Target Abstraction & Host Decoupling
Golden Gate-generated simulators are deterministic, cycle-exact representations of the source RTL fed to the compiler. To achieve this, Golden Gate consumes input RTL (as FIRRTL) and transforms it into a latency-insensitive bounded dataflow network (LI-BDN) representation of the same RTL.
The Target as a Dataflow Graph
Dataflow graphs in Golden Gate consist of models, tokens, and channels:
Models – the nodes of the graph, these capture the behavior of the target machine by consuming and producing tokens.
Tokens – the messages of dataflow graph, these represent a hardware value as they would appear on a wire after they have converged for a given cycle.
Channels – the edges of the graph, these connect the output port of one model to the input of another.
In this system, time advances locally in each model. A model advances once cycle in simulated time when it consumes one token from each of its input ports and enqueues one token into each of its output ports. Models are latency-insensitive: they can tolerate variable input token latency as well as backpressure on output channels. Give a sequence of input tokens for each input port, a correctly implemented model will produce the same sequence of tokens on each of its outputs, regardless of when those input tokens arrive.
We give an example below of a dataflow graph representation of a 32-bit adder, simulating two cycles of execution.
In Golden Gate, there are two dimensions of model implementation:
1) CPU- or FPGA-hosted: simply, where the model is going to execute. CPU-hosted models, being software, are more flexible and easy to debug but slow. Conversely, FPGA-hosted models are fast, but more difficult to write and debug.
2) Cycle-Exact or Abstract: cycle-exact models faithfully implement a chunk of the SoC’s RTL~(this formalized later), where as abstract models are handwritten and trade fidelity for reduced complexity, better simulation performance, improved resource utilization, etc…
Hybrid, CPU-FPGA-hosted models are common.

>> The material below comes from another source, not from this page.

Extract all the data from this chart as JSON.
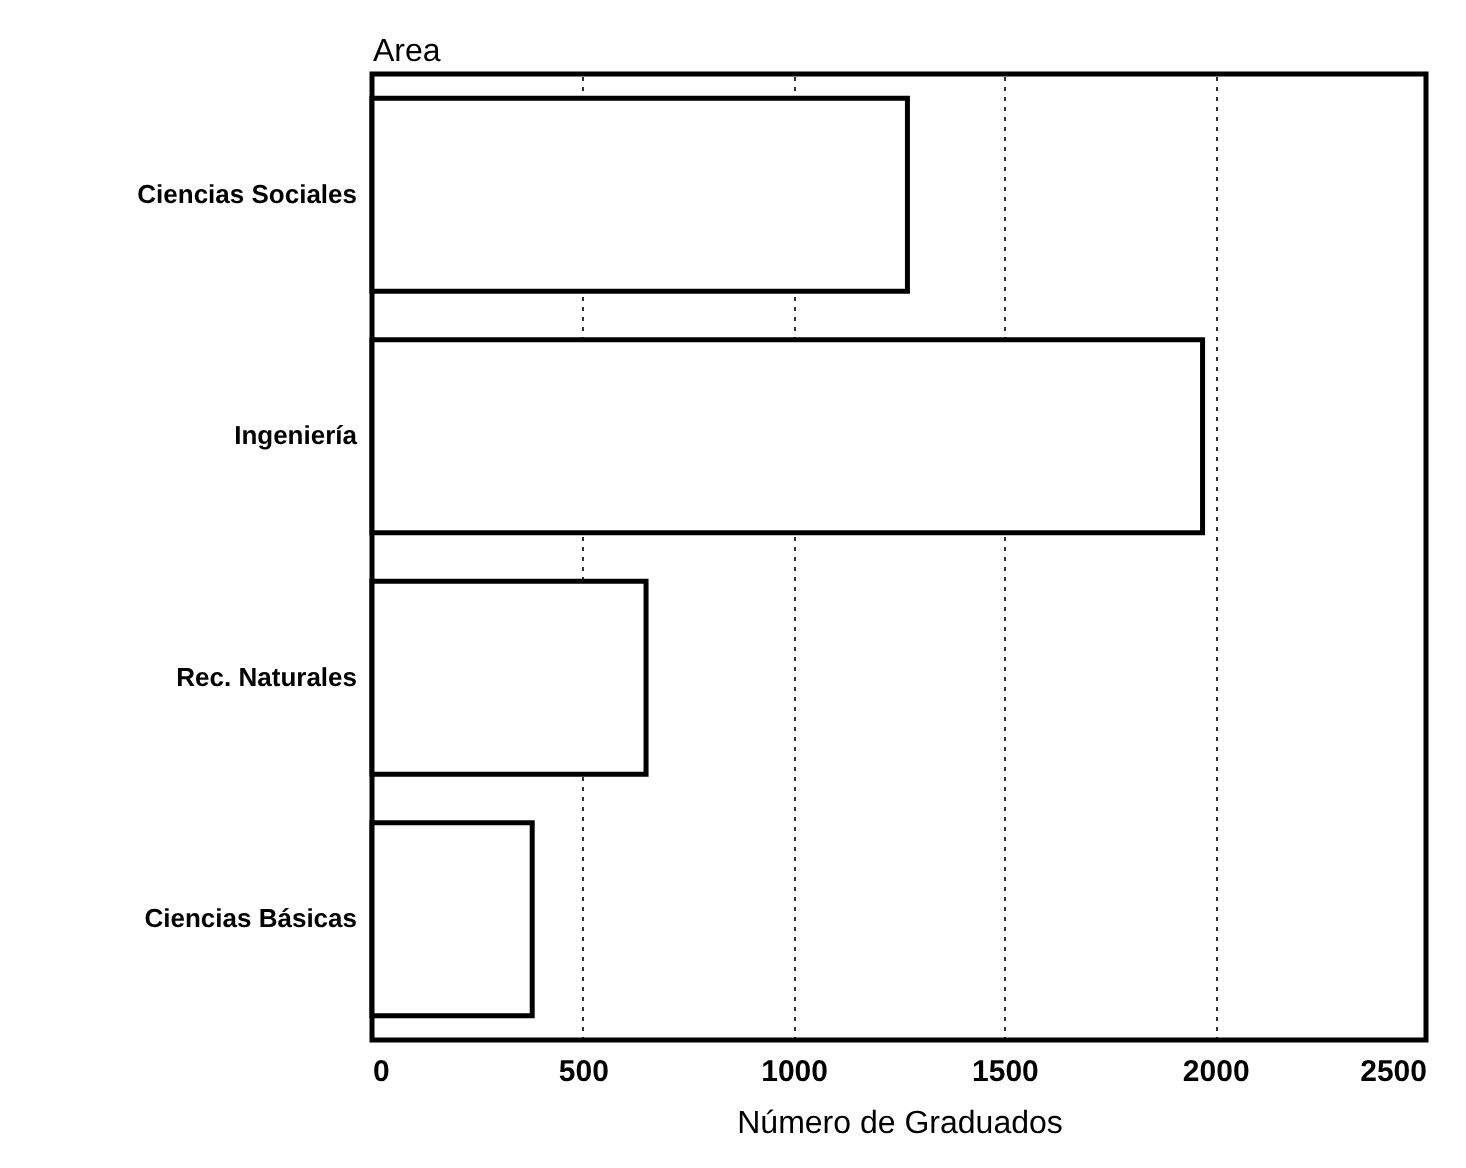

Here, a common pattern is write an RTL timing-model and a software functional model.
Expressing the Target Graph
The target graph is captured in the FIRRTL for your target. The bulk of the RTL for your system will be transformed by Golden Gate into one or more cycle-exact, FPGA-hosted models. You introduce abstract, FPGA-hosted models and CPU-hosted models into the graph by using Target-to-Host Bridges. During compilation, Golden Gate extracts the target-side of the bridge, and instantiates your custom RTL, called an BridgeModule, which together with a CPU-hosted Bridge Driver, gives you the means to model arbitrary target-behavior. We expand on this in the Bridge section.
Latency-Insensitive Bounded Dataflow Networks
In order for the resulting simulator to be a faithful representation of the target RTL, models must adhere to three properties. We refer the reader to the LI-BDN paper for the formal definitions of these properties. English language equivalents follow.
Partial Implementation: The model output token behavior matches the cycle-by-cyle output of the reference RTL, given the same input provided to both the reference RTL and the model (as a arbitrarily delayed token stream). Cycle exact models must implement PI, whereas abstract models do not.
The remaining two properties ensure the graph does not deadlock, and must be implemented by both cycle-exact and abstract models.
Self-Cleaning: A model that has enqueued N tokens into each of it’s output ports must eventually dequeue N tokens from each of it’s input ports.
No Extranenous Dependencies: If a given output channel of an LI-BDN simulation model has received a number of tokens no greater than any other channel, and if the model receives all input tokens required to compute the next output token for that channel, the model must eventually enqueue that output token, regardless of future external activity. Here, a model enqueueing an output token is synonymous with the corresponding output channel “receiving” the token.